By that standard, one might well ask: “If the pope – any pope – isn’t relevant for the Church, who on earth is?”

Yet, inevitably, some popes are more ecclesiastically relevant than others. Prior to the rise of modern communications in the 20th century, many Catholics around the world, perhaps a strong majority, knew precious little about the pope, and he certainly wasn’t usually what they would think about when they pondered “the Church.”

During the 20th century, popes have waxed and waned in terms of how much they configured the lay of the land in the Church.

St. Pope John Paul II was a toweringly charismatic man and a strong leader, for instance, but even in his day, plenty of debates went on in Catholicism that had little to do directly with him. Liturgy and the press for a “reform of the reform” in the 1990s was a good example, when the energy wasn’t really coming from the pontiff.

For most of that time, John Paul’s own personal liturgist was a progressive but his liturgy czar at the Vatican’s Congregation for Divine Worship was a strong conservative, allowing both sides in the debate often to claim the pope as sympathetic.

Today, however, there’s no question that every debate that matters, from Communion for the divorced and remarried to the possibility of women deacons and married priests, stems either directly from something Francis has said or done, or indirectly from the forces he’s set in motion. At times, it’s almost as if other senior figures in the Catholic hierarchy, including other senior Vatican officials, have gone into witness protection in terms of how invisible they can seem.

Critics often say that’s because Francis has built a cult of personality around himself, and cowed dissenters into going quiet through the threat of reprisals. Fans, meanwhile, believe it’s because the pope’s vision is precisely what the Church needs, and read the electricity he always generates as confirmation he’s on the right path.

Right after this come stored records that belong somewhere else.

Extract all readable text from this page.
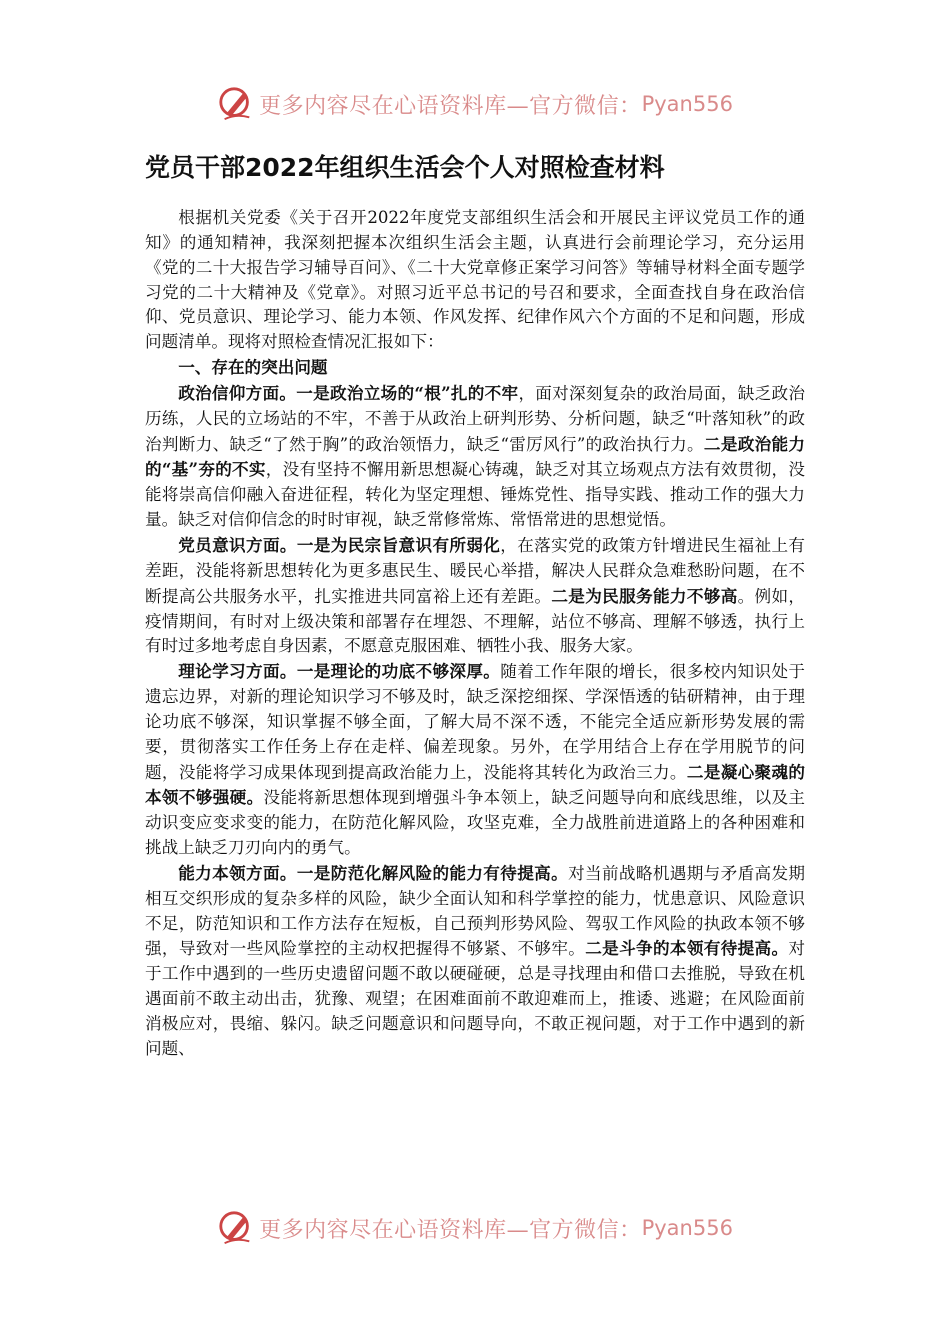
更多内容尽在心语资料库—官方微信： Pyan556
党员干部2022年组织生活会个人对照检查材料

根据机关党委《关于召开2022年度党支部组织生活会和开展民主评议党员工作的通知》的通知精神，我深刻把握本次组织生活会主题，认真进行会前理论学习，充分运用《党的二十大报告学习辅导百问》、《二十大党章修正案学习问答》等辅导材料全面专题学习党的二十大精神及《党章》。对照习近平总书记的号召和要求，全面查找自身在政治信仰、党员意识、理论学习、能力本领、作风发挥、纪律作风六个方面的不足和问题，形成问题清单。现将对照检查情况汇报如下：

一、存在的突出问题

政治信仰方面。一是政治立场的“根”扎的不牢，面对深刻复杂的政治局面，缺乏政治历练，人民的立场站的不牢，不善于从政治上研判形势、分析问题，缺乏“叶落知秋”的政治判断力、缺乏“了然于胸”的政治领悟力，缺乏“雷厉风行”的政治执行力。二是政治能力的“基”夯的不实，没有坚持不懈用新思想凝心铸魂，缺乏对其立场观点方法有效贯彻，没能将崇高信仰融入奋进征程，转化为坚定理想、锤炼党性、指导实践、推动工作的强大力量。缺乏对信仰信念的时时审视，缺乏常修常炼、常悟常进的思想觉悟。

党员意识方面。一是为民宗旨意识有所弱化，在落实党的政策方针增进民生福祉上有差距，没能将新思想转化为更多惠民生、暖民心举措，解决人民群众急难愁盼问题，在不断提高公共服务水平，扎实推进共同富裕上还有差距。二是为民服务能力不够高。例如，疫情期间，有时对上级决策和部署存在埋怨、不理解，站位不够高、理解不够透，执行上有时过多地考虑自身因素，不愿意克服困难、牺牲小我、服务大家。

理论学习方面。一是理论的功底不够深厚。随着工作年限的增长，很多校内知识处于遗忘边界，对新的理论知识学习不够及时，缺乏深挖细探、学深悟透的钻研精神，由于理论功底不够深，知识掌握不够全面，了解大局不深不透，不能完全适应新形势发展的需要，贯彻落实工作任务上存在走样、偏差现象。另外，在学用结合上存在学用脱节的问题，没能将学习成果体现到提高政治能力上，没能将其转化为政治三力。二是凝心聚魂的本领不够强硬。没能将新思想体现到增强斗争本领上，缺乏问题导向和底线思维，以及主动识变应变求变的能力，在防范化解风险，攻坚克难，全力战胜前进道路上的各种困难和挑战上缺乏刀刃向内的勇气。

能力本领方面。一是防范化解风险的能力有待提高。对当前战略机遇期与矛盾高发期相互交织形成的复杂多样的风险，缺少全面认知和科学掌控的能力，忧患意识、风险意识不足，防范知识和工作方法存在短板，自己预判形势风险、驾驭工作风险的执政本领不够强，导致对一些风险掌控的主动权把握得不够紧、不够牢。二是斗争的本领有待提高。对于工作中遇到的一些历史遗留问题不敢以硬碰硬，总是寻找理由和借口去推脱，导致在机遇面前不敢主动出击，犹豫、观望；在困难面前不敢迎难而上，推诿、逃避；在风险面前消极应对，畏缩、躲闪。缺乏问题意识和问题导向，不敢正视问题，对于工作中遇到的新问题、

更多内容尽在心语资料库—官方微信： Pyan556
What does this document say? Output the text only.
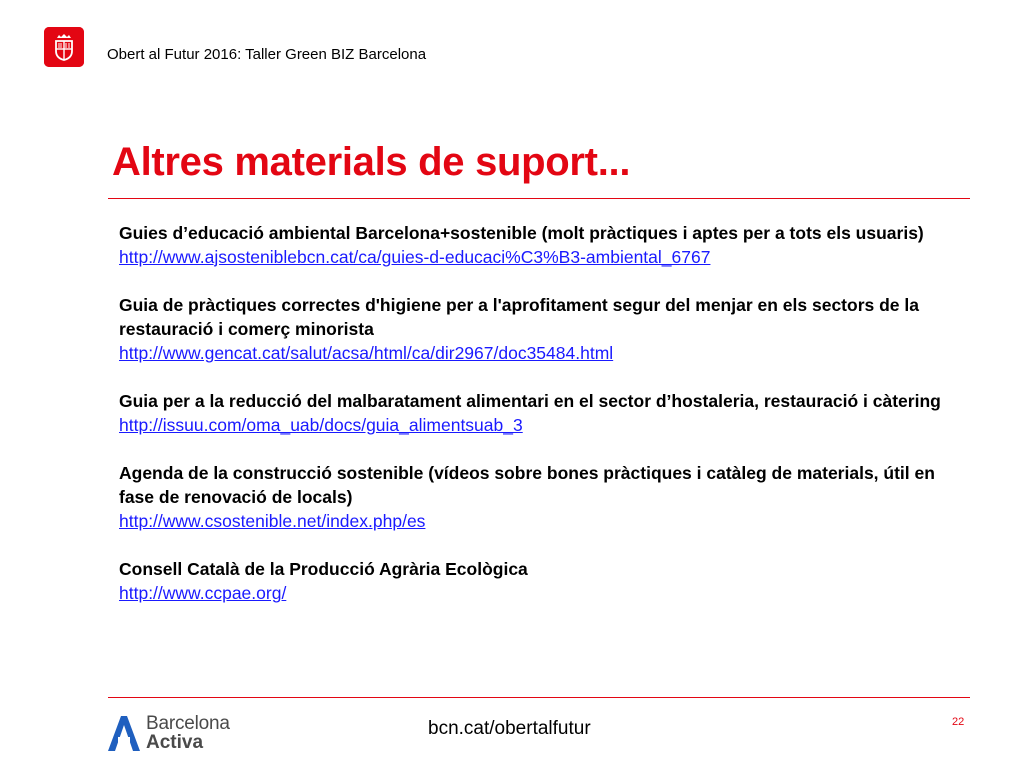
Obert al Futur 2016: Taller Green BIZ Barcelona
Altres materials de suport...
Guies d’educació ambiental Barcelona+sostenible (molt pràctiques i aptes per a tots els usuaris) http://www.ajsosteniblebcn.cat/ca/guies-d-educaci%C3%B3-ambiental_6767
Guia de pràctiques correctes d'higiene per a l'aprofitament segur del menjar en els sectors de la restauració i comerç minorista
http://www.gencat.cat/salut/acsa/html/ca/dir2967/doc35484.html
Guia per a la reducció del malbaratament alimentari en el sector d’hostaleria, restauració i càtering
http://issuu.com/oma_uab/docs/guia_alimentsuab_3
Agenda de la construcció sostenible (vídeos sobre bones pràctiques i catàleg de materials, útil en fase de renovació de locals)
http://www.csostenible.net/index.php/es
Consell Català de la Producció Agrària Ecològica
http://www.ccpae.org/
Barcelona
Activa
bcn.cat/obertalfutur	22
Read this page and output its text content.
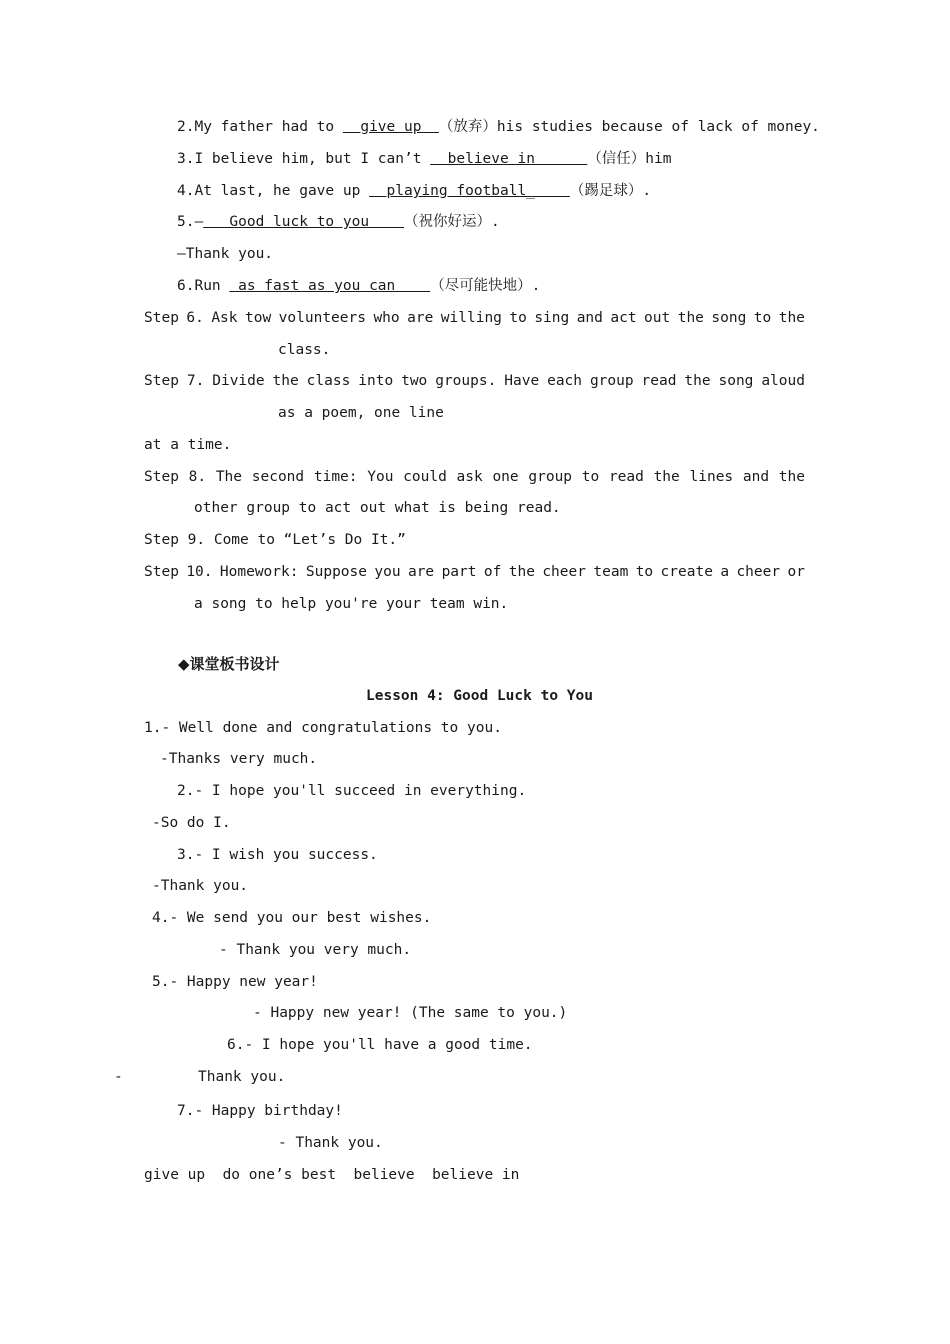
2.My father had to   give up  （放弃）his studies because of lack of money.
3.I believe him, but I can’t   believe in      （信任）him
4.At last, he gave up   playing football_    （踢足球）.
5.—   Good luck to you    （祝你好运）.
—Thank you.
6.Run  as fast as you can    （尽可能快地）.
Step 6. Ask tow volunteers who are willing to sing and act out the song to the
class.
Step 7. Divide the class into two groups. Have each group read the song aloud
as a poem, one line
at a time.
Step 8. The second time: You could ask one group to read the lines and the
other group to act out what is being read.
Step 9. Come to “Let’s Do It.”
Step 10. Homework: Suppose you are part of the cheer team to create a cheer or
a song to help you're your team win.
◆课堂板书设计
Lesson 4: Good Luck to You
1.- Well done and congratulations to you.
-Thanks very much.
2.- I hope you'll succeed in everything.
-So do I.
3.- I wish you success.
-Thank you.
4.- We send you our best wishes.
- Thank you very much.
5.- Happy new year!
- Happy new year! (The same to you.)
6.- I hope you'll have a good time.
-	Thank you.
7.- Happy birthday!
- Thank you.
give up  do one’s best  believe  believe in
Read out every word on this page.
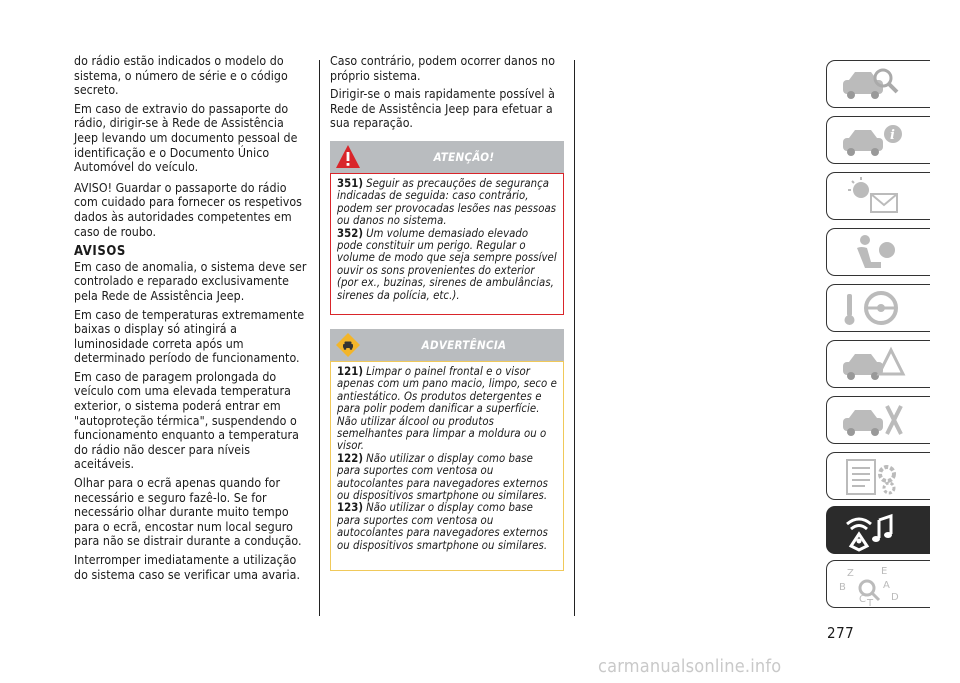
do rádio estão indicados o modelo do sistema, o número de série e o código secreto.

Em caso de extravio do passaporte do rádio, dirigir-se à Rede de Assistência Jeep levando um documento pessoal de identificação e o Documento Único Automóvel do veículo.

AVISO! Guardar o passaporte do rádio com cuidado para fornecer os respetivos dados às autoridades competentes em caso de roubo.

AVISOS

Em caso de anomalia, o sistema deve ser controlado e reparado exclusivamente pela Rede de Assistência Jeep.

Em caso de temperaturas extremamente baixas o display só atingirá a luminosidade correta após um determinado período de funcionamento.

Em caso de paragem prolongada do veículo com uma elevada temperatura exterior, o sistema poderá entrar em "autoproteção térmica", suspendendo o funcionamento enquanto a temperatura do rádio não descer para níveis aceitáveis.

Olhar para o ecrã apenas quando for necessário e seguro fazê-lo. Se for necessário olhar durante muito tempo para o ecrã, encostar num local seguro para não se distrair durante a condução.

Interromper imediatamente a utilização do sistema caso se verificar uma avaria.

Caso contrário, podem ocorrer danos no próprio sistema.

Dirigir-se o mais rapidamente possível à Rede de Assistência Jeep para efetuar a sua reparação.

ATENÇÃO!
351) Seguir as precauções de segurança indicadas de seguida: caso contrário, podem ser provocadas lesões nas pessoas ou danos no sistema.
352) Um volume demasiado elevado pode constituir um perigo. Regular o volume de modo que seja sempre possível ouvir os sons provenientes do exterior (por ex., buzinas, sirenes de ambulâncias, sirenes da polícia, etc.).
ADVERTÊNCIA
121) Limpar o painel frontal e o visor apenas com um pano macio, limpo, seco e antiestático. Os produtos detergentes e para polir podem danificar a superfície. Não utilizar álcool ou produtos semelhantes para limpar a moldura ou o visor.
122) Não utilizar o display como base para suportes com ventosa ou autocolantes para navegadores externos ou dispositivos smartphone ou similares.
123) Não utilizar o display como base para suportes com ventosa ou autocolantes para navegadores externos ou dispositivos smartphone ou similares.
i
Z	E
B	A
C	D
T
277
carmanualsonline.info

It’s perhaps instructive to make a comparison between Francis and the predecessor whom he plans to canonize later this year, Blessed Pope Paul VI. Paul was elected in 1963, which meant he’d been in office for about four years, just a little less time than Francis today, when the Beatles recorded their “Magical Mystery Tour” album, featuring the song “Fool on the Hill.”

The song contains these lyrics:

“His head in a cloud
The man with a foolish grin is talking perfectly loud
But nobody wants to hear him
They can see that he’s just a fool”

Paul McCartney later said he was thinking of Maharishi Mahesh Yogi, an Indian holy man who achieved a brief fame as a sort of chaplain to the Beatles. Some rock critics at the time, however, thought the song might be referring to Paul VI, who was popularly seen as isolated, out of touch, and not really taken seriously outside Vatican walls.

Perhaps the best stab at an objective evaluation of Francis right now is this: If the Beatles were to record “Fool on the Hill” today, it’s deeply unlikely anyone would think the reference is to the present pontiff.

“Revolution,” maybe, from the Beatles’ oeuvre, or “Long and Winding Road,” but definitely not a ballad about irrelevance.